Lorsqu’il existe plusieurs gérants
dans la société, le problème peut ne pas avoir lieu. L’un des gérants peut
lorsqu’il est habilité à le faire, convoquer l’assemblée pour décider la
révocation du cogérant.
De même, lorsqu’une assemblée est
déjà convoquée, la révocation du gérant peut être soulevée par les associés
lors de l’assemblée en tant qu’incident de séance en abordant le dernier point
de l’ordre du jour …
Pour remédier à la situation de
blocage face à un gérant qui refuse de convoquer l’assemblée générale en vue de
maintenir son poste, l’article 127 alinéa 2 du code des sociétés
commerciales permet à Tout associé de demander au juge des référés d’ordonner
au gérant ou au commissaire aux comptes, s’il existe un, ou un mandataire
judiciaire qu’il aura désigné de convoquer l’assemblée générale et de fixer
l’ordre du jour…
Le recours au juge de référé permet
de contrecarrer la volonté du gérant d’éviter la tenue de l’assemblée qui aura
pour objet de voter sa révocation.
II - La révocation prononcée par le juge
L’intervention judiciaire en matière
de révocation présente une utilité indéniable puisque souvent c’est la seule
procédure qui permet la révocation d’un gérant majoritaire ou soutenu par la
majorité des associés.
Elle est réglementée par l’alinéa
dernier de l’article 122 du C.S.C selon lequel tout associé représentant le
quart du capital social aux moins peut intenter une action devant le tribunal
compétent tendant à obtenir la révocation du gérant pour cause légitime.
Pour avoir la qualité de demander la
révocation judiciaire, il suffit pour un seul associé de détenir le quart du
capital social.

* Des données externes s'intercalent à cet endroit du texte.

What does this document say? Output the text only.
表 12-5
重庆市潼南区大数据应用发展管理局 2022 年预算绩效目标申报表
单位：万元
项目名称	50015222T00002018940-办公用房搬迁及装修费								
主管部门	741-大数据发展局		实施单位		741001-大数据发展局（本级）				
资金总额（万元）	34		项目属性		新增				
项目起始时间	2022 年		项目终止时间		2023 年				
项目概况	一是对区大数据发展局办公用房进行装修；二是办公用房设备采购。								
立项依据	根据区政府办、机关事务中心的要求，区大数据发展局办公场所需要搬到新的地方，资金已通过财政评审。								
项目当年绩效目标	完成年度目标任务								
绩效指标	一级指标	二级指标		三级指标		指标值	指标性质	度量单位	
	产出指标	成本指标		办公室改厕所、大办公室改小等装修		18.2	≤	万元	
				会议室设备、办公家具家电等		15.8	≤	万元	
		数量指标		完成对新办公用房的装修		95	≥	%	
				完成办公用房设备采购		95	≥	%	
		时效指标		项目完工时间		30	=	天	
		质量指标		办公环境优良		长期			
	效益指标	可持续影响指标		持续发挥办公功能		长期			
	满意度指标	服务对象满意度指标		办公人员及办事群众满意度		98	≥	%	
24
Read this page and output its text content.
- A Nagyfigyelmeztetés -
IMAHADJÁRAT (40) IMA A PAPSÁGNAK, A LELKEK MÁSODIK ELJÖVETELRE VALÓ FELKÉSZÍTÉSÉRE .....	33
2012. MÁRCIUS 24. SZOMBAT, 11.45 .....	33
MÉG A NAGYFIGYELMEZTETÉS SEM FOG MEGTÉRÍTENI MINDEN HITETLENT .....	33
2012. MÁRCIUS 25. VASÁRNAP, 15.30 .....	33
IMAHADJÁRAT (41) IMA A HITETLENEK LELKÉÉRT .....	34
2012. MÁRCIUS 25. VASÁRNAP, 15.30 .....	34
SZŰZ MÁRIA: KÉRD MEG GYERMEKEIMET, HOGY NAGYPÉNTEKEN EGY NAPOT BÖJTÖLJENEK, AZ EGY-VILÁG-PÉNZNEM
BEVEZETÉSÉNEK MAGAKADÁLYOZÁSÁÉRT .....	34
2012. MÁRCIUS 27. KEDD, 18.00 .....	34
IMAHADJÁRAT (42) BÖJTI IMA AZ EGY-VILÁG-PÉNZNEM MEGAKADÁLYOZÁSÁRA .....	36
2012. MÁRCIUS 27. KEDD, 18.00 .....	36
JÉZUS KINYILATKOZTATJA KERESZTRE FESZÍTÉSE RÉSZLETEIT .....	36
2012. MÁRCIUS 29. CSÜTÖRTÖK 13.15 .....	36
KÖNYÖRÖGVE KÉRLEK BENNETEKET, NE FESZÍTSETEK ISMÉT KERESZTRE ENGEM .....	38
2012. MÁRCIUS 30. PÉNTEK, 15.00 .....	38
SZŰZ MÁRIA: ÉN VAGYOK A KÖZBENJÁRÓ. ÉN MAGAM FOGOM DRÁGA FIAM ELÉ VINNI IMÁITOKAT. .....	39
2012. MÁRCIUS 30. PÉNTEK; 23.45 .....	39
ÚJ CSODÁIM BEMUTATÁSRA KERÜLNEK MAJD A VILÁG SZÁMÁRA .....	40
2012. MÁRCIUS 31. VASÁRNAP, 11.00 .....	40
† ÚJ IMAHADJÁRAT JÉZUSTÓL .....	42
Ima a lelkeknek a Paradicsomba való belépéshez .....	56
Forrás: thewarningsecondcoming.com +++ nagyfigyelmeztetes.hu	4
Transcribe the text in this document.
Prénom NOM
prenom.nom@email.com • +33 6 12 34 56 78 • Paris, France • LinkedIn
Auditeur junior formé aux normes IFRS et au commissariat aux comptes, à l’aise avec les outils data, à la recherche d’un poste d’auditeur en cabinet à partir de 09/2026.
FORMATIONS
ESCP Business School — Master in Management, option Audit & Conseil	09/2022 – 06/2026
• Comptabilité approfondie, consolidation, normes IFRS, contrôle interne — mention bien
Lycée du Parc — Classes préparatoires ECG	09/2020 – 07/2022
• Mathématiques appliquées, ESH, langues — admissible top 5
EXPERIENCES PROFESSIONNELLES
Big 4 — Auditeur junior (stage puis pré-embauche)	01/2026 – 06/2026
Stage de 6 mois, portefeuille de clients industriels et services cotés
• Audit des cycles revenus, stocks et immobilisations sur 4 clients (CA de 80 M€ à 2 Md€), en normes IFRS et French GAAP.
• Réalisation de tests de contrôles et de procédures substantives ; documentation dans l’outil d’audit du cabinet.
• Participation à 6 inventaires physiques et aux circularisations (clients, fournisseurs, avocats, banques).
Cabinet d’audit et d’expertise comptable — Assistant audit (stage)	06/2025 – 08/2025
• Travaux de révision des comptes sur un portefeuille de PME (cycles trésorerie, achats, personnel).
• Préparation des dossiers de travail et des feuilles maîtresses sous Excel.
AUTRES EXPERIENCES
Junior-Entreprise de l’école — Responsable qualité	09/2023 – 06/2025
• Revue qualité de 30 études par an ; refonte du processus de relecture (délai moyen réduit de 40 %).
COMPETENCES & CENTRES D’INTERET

Cette alternative judiciaire présente donc une utilité
incontestable lorsque le gérant est majoritaire ou lorsqu’il bénéficie du soutien de la majorité.
Le tribunal compétent peut être le
juge de référé du siège social de la société lorsqu’il y a urgence.
L’existence d’une cause légitime est
dans ce cas exigée et il revient à l’associé ou les associés qui intentent l’action
de la prouver.
C’est ainsi que la cause légitime existe
toujours lorsqu’une faute de gestion intentionnelle est imputable au gérant tel
que le détournement de fonds sociaux ou l’empiètement sur les prérogatives des
associés.
Tout acte d’imprudence ou de mauvaise
gestion peut aussi être qualifié de cause légitime lorsqu’un préjudice est subi
par la société.
L’existence ou non de la cause
légitime obéit en définitive à l’appréciation souveraine du juge qui procède
d’une manière casuistique.
III : La publicité légale de la révocation
Dans un souci de sécurisation des
transactions, la révocation du gérant est soumise aux formalités de dépôt de
publicité conformément à l’article 16 du C.S.C qui énonce expressément l’acte
de cessation des fonctions des dirigeants des sociétés. La publicité implique
au préalable le dépôt légal de la décision.
Les formalités de dépôt et de publicité
requièrent une importance particulière à l’égard des tiers qui sont avisés du
fait que la personne morale n’est plus représentée par le gérant révoqué. En
pratique, c’est le gérant nouvellement désigné qui est responsable de
l’accomplissement de ces formalités.
Le dépôt de l’acte de cessation du
gérant qui est soit une délibération de l’assemblée soit, une décision
judiciaire de révocation, s’effectue au registre de commerce de la société
tenue au tribunal de première instance de son siège social.
La publicité de l’acte s’effectue par
une insertion au J.O.R.T Journal officiel de la République Tunisienne dans un
délai d’un mois à compter de l’inscription faite au registre de commerce.